Functional genotype-phenotype associations in recessive dystrophic epidermolysis bullosa

• Published in: Journal of the American Academy of Dermatology Vol. 91; no. 3; pp. 448 - 456
• Main Authors: So, Jodi Y., Nazaroff, Jaron, Yenamandra, Vamsi K., Gorell, Emily S., Harris, Nicki, Fulchand, Shivali, Eid, Edward, Dolorito, John A., Marinkovich, M. Peter, Tang, Jean Y.
• Format: Journal Article
• Language: English
• Published: United States Elsevier Inc 01.09.2024
• Subjects: Adolescent; Adult; Carcinoma, Squamous Cell - genetics; Carcinoma, Squamous Cell - pathology; Child; Child, Preschool; Collagen Type VII - genetics; epidermolysis bullosa; Epidermolysis Bullosa Dystrophica - genetics; Epidermolysis Bullosa Dystrophica - pathology; Female; Genes, Recessive; Genetic Association Studies; genetic diseases; genodermatoses; Genotype; genotype-phenotype associations; Humans; Male; Middle Aged; Phenotype; recessive dystrophic epidermolysis bullosa; Severity of Illness Index; Skin Neoplasms - genetics; Skin Neoplasms - pathology; Young Adult; genetic diseases; genotype-phenotype associations; epidermolysis bullosa; AF; genodermatoses; CI; RDEB; recessive dystrophic epidermolysis bullosa; pOR; SCC; C7; PTC; BMI
• ISSN: 0190-9622; 1097-6787; 1097-6787
• DOI: 10.1016/j.jaad.2024.04.073

Genotype-phenotype associations in recessive dystrophic epidermolysis bullosa (RDEB) have been difficult to elucidate.
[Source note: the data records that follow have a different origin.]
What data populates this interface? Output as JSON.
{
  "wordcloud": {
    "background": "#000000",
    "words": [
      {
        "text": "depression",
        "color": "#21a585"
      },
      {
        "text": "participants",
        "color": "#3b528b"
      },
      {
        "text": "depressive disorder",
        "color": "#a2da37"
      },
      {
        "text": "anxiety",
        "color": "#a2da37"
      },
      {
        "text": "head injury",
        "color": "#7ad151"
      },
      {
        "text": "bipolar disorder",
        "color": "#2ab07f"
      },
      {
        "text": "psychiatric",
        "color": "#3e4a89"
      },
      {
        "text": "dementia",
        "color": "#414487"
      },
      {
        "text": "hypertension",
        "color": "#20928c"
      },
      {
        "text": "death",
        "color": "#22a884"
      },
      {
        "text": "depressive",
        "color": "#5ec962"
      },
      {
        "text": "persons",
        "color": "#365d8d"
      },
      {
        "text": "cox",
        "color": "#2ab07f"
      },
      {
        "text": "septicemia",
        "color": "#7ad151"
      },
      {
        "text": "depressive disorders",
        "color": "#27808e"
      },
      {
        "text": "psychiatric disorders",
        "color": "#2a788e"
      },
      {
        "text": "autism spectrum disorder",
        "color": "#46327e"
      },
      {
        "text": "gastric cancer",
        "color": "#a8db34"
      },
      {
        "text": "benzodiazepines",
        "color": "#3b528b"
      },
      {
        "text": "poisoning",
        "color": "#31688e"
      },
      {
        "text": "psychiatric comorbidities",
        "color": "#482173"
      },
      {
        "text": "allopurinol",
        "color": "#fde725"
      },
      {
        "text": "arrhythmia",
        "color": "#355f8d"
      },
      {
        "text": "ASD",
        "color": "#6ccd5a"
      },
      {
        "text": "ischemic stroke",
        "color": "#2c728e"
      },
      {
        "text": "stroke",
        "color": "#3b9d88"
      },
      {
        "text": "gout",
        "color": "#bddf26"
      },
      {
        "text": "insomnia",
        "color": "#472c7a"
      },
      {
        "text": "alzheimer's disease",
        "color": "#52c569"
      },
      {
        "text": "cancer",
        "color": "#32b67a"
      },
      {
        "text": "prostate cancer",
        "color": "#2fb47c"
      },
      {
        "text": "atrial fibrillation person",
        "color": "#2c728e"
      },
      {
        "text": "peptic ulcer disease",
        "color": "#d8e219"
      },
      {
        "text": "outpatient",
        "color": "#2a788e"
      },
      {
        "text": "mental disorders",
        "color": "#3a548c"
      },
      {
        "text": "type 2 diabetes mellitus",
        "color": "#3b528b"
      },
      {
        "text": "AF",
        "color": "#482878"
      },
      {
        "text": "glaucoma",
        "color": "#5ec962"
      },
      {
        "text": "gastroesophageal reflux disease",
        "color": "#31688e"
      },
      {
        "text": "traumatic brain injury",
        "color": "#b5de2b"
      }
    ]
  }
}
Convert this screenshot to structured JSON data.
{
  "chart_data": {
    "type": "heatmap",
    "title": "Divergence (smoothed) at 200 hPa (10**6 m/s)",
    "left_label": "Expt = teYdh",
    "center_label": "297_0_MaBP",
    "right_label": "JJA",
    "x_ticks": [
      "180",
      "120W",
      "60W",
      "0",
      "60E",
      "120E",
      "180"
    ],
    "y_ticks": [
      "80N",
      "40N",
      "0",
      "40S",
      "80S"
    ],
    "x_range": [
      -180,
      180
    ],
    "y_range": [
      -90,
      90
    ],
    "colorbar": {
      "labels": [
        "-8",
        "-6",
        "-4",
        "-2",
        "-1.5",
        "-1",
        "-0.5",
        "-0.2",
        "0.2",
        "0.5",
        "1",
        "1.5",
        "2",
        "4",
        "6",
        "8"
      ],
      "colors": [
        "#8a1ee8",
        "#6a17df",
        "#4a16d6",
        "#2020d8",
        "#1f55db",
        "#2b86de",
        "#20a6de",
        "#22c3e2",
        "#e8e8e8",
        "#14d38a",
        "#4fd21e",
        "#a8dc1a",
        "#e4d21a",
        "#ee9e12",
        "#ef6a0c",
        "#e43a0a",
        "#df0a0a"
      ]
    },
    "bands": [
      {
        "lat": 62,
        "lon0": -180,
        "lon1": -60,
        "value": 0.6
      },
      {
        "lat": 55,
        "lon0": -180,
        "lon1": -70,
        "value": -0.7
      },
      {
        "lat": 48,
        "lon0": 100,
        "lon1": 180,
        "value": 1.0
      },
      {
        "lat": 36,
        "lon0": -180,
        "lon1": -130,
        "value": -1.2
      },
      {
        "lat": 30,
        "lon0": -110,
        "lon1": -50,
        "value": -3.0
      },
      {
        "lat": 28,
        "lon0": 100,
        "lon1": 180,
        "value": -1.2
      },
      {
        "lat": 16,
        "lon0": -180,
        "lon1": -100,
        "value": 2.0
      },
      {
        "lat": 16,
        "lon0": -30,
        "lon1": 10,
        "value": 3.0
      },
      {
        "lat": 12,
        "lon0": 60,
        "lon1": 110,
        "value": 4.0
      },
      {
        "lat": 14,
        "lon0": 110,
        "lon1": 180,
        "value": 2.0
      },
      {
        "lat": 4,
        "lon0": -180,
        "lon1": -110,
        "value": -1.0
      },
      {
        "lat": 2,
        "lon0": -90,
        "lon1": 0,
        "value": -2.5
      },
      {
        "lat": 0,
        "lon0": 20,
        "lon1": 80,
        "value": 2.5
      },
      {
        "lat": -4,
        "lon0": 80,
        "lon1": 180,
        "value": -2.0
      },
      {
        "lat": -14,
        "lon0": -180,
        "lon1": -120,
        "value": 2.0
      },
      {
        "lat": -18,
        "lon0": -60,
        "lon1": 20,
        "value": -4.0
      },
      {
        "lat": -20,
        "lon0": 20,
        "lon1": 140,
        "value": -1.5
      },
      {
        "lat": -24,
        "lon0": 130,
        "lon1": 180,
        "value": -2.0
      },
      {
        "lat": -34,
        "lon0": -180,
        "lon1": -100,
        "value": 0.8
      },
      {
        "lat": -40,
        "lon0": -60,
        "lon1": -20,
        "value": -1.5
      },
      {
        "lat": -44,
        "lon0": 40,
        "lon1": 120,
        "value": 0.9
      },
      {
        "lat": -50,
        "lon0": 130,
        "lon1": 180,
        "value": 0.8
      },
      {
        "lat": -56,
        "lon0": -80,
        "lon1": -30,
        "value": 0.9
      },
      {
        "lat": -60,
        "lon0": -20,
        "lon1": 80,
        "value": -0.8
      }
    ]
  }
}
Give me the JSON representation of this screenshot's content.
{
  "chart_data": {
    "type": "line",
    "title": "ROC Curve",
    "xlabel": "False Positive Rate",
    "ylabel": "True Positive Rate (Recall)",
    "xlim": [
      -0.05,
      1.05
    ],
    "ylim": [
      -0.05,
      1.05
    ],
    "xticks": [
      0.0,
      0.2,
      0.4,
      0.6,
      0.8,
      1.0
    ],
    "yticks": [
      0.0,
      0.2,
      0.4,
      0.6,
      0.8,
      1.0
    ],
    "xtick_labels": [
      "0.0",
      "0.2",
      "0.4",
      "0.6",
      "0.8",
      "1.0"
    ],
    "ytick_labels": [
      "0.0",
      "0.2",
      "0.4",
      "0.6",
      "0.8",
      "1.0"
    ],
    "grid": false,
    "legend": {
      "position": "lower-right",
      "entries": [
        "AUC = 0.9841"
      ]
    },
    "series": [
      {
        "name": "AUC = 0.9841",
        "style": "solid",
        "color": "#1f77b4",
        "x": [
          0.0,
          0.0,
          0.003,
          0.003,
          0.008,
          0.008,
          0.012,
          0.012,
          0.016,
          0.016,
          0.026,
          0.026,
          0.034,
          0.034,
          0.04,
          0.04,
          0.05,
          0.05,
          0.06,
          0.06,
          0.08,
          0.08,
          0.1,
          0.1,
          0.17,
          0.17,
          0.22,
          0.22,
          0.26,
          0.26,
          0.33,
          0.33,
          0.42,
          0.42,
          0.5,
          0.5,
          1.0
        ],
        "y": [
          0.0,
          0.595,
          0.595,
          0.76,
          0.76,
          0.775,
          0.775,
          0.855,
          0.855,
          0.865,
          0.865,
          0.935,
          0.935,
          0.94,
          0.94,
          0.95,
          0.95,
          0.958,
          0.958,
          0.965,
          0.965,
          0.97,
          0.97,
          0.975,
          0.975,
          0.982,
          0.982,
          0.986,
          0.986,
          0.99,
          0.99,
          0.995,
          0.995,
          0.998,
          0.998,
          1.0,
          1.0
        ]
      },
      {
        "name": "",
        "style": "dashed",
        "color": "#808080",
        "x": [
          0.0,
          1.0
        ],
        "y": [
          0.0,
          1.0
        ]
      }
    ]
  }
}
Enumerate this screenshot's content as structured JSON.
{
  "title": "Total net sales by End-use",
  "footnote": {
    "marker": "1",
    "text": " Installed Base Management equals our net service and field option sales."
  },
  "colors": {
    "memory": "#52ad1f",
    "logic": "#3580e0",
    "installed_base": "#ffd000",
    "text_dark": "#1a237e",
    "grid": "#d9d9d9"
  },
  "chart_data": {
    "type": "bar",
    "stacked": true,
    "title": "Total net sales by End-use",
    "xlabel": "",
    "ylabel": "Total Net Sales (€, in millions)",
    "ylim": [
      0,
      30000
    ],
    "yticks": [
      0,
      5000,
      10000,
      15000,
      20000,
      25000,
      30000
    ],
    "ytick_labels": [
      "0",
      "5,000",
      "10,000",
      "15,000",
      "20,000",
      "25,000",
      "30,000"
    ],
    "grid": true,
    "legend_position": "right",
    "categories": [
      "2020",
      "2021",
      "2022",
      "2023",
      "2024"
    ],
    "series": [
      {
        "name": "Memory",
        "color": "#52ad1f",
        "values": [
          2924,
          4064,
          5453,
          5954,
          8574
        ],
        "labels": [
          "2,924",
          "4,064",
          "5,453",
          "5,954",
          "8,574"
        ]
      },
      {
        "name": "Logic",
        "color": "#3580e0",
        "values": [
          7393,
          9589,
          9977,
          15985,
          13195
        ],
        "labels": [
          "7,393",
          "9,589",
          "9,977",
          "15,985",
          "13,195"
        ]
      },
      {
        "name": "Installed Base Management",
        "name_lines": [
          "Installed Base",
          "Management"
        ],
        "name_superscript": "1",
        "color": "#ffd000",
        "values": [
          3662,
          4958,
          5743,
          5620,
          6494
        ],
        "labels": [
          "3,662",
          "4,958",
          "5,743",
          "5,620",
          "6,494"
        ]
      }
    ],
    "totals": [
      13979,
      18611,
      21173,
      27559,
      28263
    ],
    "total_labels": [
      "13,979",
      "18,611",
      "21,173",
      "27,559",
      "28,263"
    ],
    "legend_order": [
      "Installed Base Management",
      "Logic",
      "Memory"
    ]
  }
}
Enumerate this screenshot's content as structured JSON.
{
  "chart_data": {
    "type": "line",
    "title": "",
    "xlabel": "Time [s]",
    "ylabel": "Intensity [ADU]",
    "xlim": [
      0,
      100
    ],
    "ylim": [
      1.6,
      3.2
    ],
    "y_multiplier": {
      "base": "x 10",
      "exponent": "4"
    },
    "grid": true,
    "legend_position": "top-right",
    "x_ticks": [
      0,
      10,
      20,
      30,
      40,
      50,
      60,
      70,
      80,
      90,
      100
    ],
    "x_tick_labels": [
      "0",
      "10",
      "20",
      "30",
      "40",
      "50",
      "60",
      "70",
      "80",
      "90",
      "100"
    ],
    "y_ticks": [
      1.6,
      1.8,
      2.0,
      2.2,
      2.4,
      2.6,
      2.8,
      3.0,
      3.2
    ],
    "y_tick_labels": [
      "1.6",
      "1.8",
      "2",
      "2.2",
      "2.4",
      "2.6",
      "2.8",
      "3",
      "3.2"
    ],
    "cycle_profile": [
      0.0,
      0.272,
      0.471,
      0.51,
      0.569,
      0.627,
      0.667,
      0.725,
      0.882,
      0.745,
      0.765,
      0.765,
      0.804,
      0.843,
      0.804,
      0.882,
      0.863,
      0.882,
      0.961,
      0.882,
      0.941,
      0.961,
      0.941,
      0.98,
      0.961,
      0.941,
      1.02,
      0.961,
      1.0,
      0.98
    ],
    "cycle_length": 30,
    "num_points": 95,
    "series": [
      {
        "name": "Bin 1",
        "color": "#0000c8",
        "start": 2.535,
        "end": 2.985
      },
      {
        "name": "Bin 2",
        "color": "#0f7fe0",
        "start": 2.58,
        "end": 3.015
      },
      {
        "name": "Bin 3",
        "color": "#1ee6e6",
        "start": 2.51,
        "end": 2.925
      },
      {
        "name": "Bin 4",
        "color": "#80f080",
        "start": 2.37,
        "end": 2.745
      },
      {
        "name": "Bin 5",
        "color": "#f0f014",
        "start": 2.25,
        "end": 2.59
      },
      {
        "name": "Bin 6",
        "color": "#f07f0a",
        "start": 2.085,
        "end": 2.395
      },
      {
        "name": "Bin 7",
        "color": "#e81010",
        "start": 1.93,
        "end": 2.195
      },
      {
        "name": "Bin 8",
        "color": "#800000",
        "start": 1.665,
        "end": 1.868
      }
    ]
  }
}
To investigate RDEB genotype-phenotype associations and explore a functional approach to genotype classification. Clinical examination and genetic testing of RDEB subjects, including assessment of clinical disease by RDEB subtype and extent of blistering. Genotypes were evaluated according to each variant's effect on type VII collagen function per updated literature and subsequently categorized by degree of impact on VII collagen function as low-impact (splice/missense, missense/missense), medium-impact (premature termination codon [PTC]/missense, splice/splice), and high-impact (PTC/PTC, PTC/splice). Genotype-phenotype associations were investigated using Kruskal-Wallis and Fisher's exact tests, and age-adjusted regressions. Eighty-three participants were included. High-impact variants were associated with worse RDEB subtype and clinical disease, including increased prevalence of generalized blistering (55.6% for low-impact vs 72.7% medium-impact vs 90.4% high-impact variants, P = .002). In age-adjusted regressions, participants with high-impact variants had 40.8-fold greater odds of squamous cell carcinoma compared to low-impact variants (P = .02), and 5.7-fold greater odds of death compared to medium-impact variants (P = .05). Cross-sectional design. Functional genotype categories may stratify RDEB severity; high-impact variants correlated with worse clinical outcomes. Further validation in larger cohorts is needed.